When I first heard about XBRL and it's amazing capabilities from the commentators at the time, I imagined a world of disclosures in which a single document would deliver the graphic brilliance of a pdf annual report combined with the analytical precision of a spreadsheet. I anticipated that the same document could be opened effortlessly in different applications depending on how you wished to view the data.

Fast forward to today....

XBRL reporting, as implemented by the SEC at the behest of XBRL International, requires you to take delivery of no less than seven separate files.

None of these files can be read by any of the tools you find on an average desktop. Not by Excel, by Word, by Explorer or any other web browser or Abobe Reader. Not by using the latest versions. Not even by jigging them around a bit. This may surprise you, seeing Microsoft were part of the original consortium. I can only assume their involvement was nominal. Perhaps it's never advisable to send a junior to a standards committee meeting, even if they plan to spend the entire afternoon discussing data labels.

Friday 12 August 2011

XBRL and Me

Right from the early days of collecting data, I could imagine a time when data would be extracted automatically from annual reports for analysis. Back then I assumed this would be achieved by clever machines using OCR and AI techniques (Some of the software I've built recently has attempted to use similar methods). In those days, we didn’t sell structured data, just standardised financial statements and ratios on bits of paper. The widespread adoption of computers allowed for the migration of this standardised data into structured databases. But often you were putting square pegs into round holes. Our solution was to expand the data set, so whatever was reported could have its own "hole", to create the world’s first as reported database. In practice, it only had 1600 data items (compared to nearly 16,000 tags in the XBRL US-Gaap Taxonomy!) so the description "as reported" was always stretching it a bit, but we were applying that old 80:20 rule and so more often than not a data item was as described. We even had an equivalent of company defined taxonomy extensions, where if a data item didn’t fit, it would be stuffed into a tagged “other” item (ensuring it all still added up) and broken out in a custom labelled table.

To cut a long and rather dull story short, I love the thinking behind XBRL. It’s a great idea. I have though become more than little curious with regards to it's implementation.

Thursday 4 August 2011

Why was XBRL invented?

"Progress isn't made by early risers. It's made by lazy men trying to find easier ways of doing something" - The science fiction writer, Robert Heinlein

Before the advent of XBRL, comparative analysis would require the mass re-keying of data. As a man who once did this for a living, it's a enough to make you want to roll over and go back to sleep! Not only is it laborious, it's error prone, expensive (we did like to get paid!) and time-consuming (leading to long lags between publication of company financial data and it appearing on a screen near you).

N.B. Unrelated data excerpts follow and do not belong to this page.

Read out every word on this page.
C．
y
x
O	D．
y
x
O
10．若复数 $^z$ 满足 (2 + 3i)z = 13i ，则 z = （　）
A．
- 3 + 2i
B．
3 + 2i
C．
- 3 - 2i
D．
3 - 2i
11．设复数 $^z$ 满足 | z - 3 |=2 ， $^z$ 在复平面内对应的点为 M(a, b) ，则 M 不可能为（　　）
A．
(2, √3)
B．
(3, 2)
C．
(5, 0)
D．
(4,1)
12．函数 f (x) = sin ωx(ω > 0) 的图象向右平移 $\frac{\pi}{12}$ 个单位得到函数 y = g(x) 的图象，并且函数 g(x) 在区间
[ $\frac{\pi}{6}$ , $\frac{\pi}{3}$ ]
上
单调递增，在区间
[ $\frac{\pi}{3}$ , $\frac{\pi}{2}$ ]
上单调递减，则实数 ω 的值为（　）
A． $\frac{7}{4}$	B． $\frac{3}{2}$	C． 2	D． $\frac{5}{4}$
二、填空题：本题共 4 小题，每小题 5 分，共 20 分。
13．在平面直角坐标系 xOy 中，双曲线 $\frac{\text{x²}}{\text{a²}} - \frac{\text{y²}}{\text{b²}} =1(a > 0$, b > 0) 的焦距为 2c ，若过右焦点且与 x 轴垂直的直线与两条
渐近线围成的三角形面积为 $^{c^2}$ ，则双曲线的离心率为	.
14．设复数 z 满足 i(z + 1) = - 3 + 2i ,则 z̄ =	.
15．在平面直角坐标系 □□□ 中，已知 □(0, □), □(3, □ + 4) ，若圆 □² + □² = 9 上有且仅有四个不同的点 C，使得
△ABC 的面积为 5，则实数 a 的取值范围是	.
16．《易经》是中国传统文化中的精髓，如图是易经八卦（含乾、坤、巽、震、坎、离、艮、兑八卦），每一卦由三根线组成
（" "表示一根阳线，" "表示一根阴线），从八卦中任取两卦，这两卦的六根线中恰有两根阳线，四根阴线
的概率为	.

The Architects of XBRL were trying to solve these problems and also eliminate one further stage, invisible to user, in the production of accounting data - the transfer of the data from the accounting system to the prettified published accounts. Indeed in the science fiction world of XBRL, the numbers in the back office accounting system may not have been keyed in at all but arrive in the form of an XBRL enabled invoice.

So as ever, it's about saving time and money with the added advantage of being able to have greater confidence in data which has been untouched by error prone human hands.

Tuesday 2 August 2011

Why XBRL for Analysis?

The purpose of this blog is to record my thoughts and observations about the usefulness of xbrl published data in the process of preparing company data for investment or credit analysis and in so doing aid those considering the use of xbrl data in their analytical models. Is it the panacea that it's proponents claim or does it fall short? I've started this blog now because as of today 2,106 US companies have filed xbrl data so we are quickly reaching a point where comparative analysis of xbrl data becomes a valid option.